Meglio le riforme che le furbizie

Non serve lamentarsi dell’autolesionismo e della mancanza di disciplina all’interno del Pd, se poi è il partito stesso che costruisce da sé le trappole e le occasioni per incidenti.
Né serve ripetersi nelle riunioni di vertice che ormai la sensibilità dell’opinione pubblica su alcuni argomenti è altissima, se poi logiche politiciste inducono a operazioni destinate a generare nuovo disorientamento, nuove delusioni, nuovo sconcerto.

Spero di sbagliarmi, e già ieri sera all’arrivo delle prime notizie sul discorso di Enrico Letta ai deputati democratici ho avuto un sollievo rispetto ad alcune cattive impressioni. Perché, al di là delle serie e rassicuranti parole del premier, qualche volta sembra che la sacrosanta esigenza di sostenere e difendere il governo stia inducendo anche il Pd a scelte che sarebbero fattori di maggiore instabilità, non del contrario. Come il rinvio a data da destinarsi della riforma elettorale e della riforma del finanziamento pubblico ai partiti nella direzione indicata da Letta.
Lo so anche io che, secondo i manuali del Transatlantico, un’ora dopo che un parlamento ha approvato una riforma elettorale la legislatura può considerarsi estinta.

I manuali della politica possono però anche essere riscritti.
Per esempio, in una loro edizione aggiornata aggiungerei che provare a proteggere un governo rimandando artificiosamente una riforma che i cittadini aspettano come un messaggio liberatorio è un espediente troppo evidente, che già due volte nel recente passato si è ritorto contro chi l’aveva concepito.
Peggio ancora sarebbe – ma per fortuna l’indiscrezione che attribuisce a Epifani e a Bersani questa idea non ha trovato conferma – consegnare di nuovo l’abolizione del Porcellum ai tempi e alle incertezze di un referendum: un finto omaggio alla sovranità popolare che in realtà equivarrebbe a confermare, per l’ennesima volta, l’incapacità di partiti e parlamento a fare il minimo del proprio dovere.
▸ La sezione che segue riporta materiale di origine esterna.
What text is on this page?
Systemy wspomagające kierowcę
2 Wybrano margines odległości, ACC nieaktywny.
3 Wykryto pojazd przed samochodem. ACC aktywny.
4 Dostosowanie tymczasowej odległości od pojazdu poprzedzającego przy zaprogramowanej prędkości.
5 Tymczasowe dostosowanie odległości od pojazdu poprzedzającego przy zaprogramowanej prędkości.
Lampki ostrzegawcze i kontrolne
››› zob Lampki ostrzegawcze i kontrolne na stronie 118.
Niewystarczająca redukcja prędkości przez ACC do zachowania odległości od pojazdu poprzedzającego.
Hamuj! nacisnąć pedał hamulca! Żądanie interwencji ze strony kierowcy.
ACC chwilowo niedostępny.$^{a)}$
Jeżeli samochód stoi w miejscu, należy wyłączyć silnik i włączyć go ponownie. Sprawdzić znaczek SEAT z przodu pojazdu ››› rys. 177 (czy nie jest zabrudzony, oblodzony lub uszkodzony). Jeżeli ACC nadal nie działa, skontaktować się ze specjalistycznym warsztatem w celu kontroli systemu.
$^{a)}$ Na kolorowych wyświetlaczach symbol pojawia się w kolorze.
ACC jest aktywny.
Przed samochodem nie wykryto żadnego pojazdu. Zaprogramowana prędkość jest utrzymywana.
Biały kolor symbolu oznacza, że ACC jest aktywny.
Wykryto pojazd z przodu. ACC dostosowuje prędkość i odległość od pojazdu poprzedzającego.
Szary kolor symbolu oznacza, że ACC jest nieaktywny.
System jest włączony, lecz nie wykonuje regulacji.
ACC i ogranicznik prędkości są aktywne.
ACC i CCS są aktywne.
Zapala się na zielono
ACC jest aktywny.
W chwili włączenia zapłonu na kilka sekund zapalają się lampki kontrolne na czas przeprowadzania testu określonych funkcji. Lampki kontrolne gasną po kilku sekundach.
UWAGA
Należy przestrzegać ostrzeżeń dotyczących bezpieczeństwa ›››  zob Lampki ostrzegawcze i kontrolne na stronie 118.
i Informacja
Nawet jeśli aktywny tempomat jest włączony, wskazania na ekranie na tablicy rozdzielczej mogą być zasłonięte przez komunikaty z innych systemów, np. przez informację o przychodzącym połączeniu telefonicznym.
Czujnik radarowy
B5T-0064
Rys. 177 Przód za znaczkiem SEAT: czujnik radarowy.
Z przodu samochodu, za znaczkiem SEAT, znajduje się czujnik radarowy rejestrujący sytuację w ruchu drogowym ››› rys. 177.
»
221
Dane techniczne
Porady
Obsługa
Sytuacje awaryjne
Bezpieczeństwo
L’ideale invece, per una legislatura che voglia capovolgere la pessima immagine che il sistema politico ha dato di sé negli ultimi anni, sarebbe mettere al più presto al sicuro una buona riforma elettorale, maggioritaria in modo sano e non malato.
Da quel momento, la salute del governo e della legislatura dipenderebbero solo dalla forza e dall’efficacia del patto politico e dei risultati per il paese, come del resto ha detto lo stesso Letta ieri sera (aggiungendo però: non bastano più le parole su questi argomenti, ci vogliono i fatti).
Dunque, nessun artificio. E soprattutto nessun tappo: dovrebbe essere chiaro a tutti, ormai, che di questi tempi i tappi non reggono.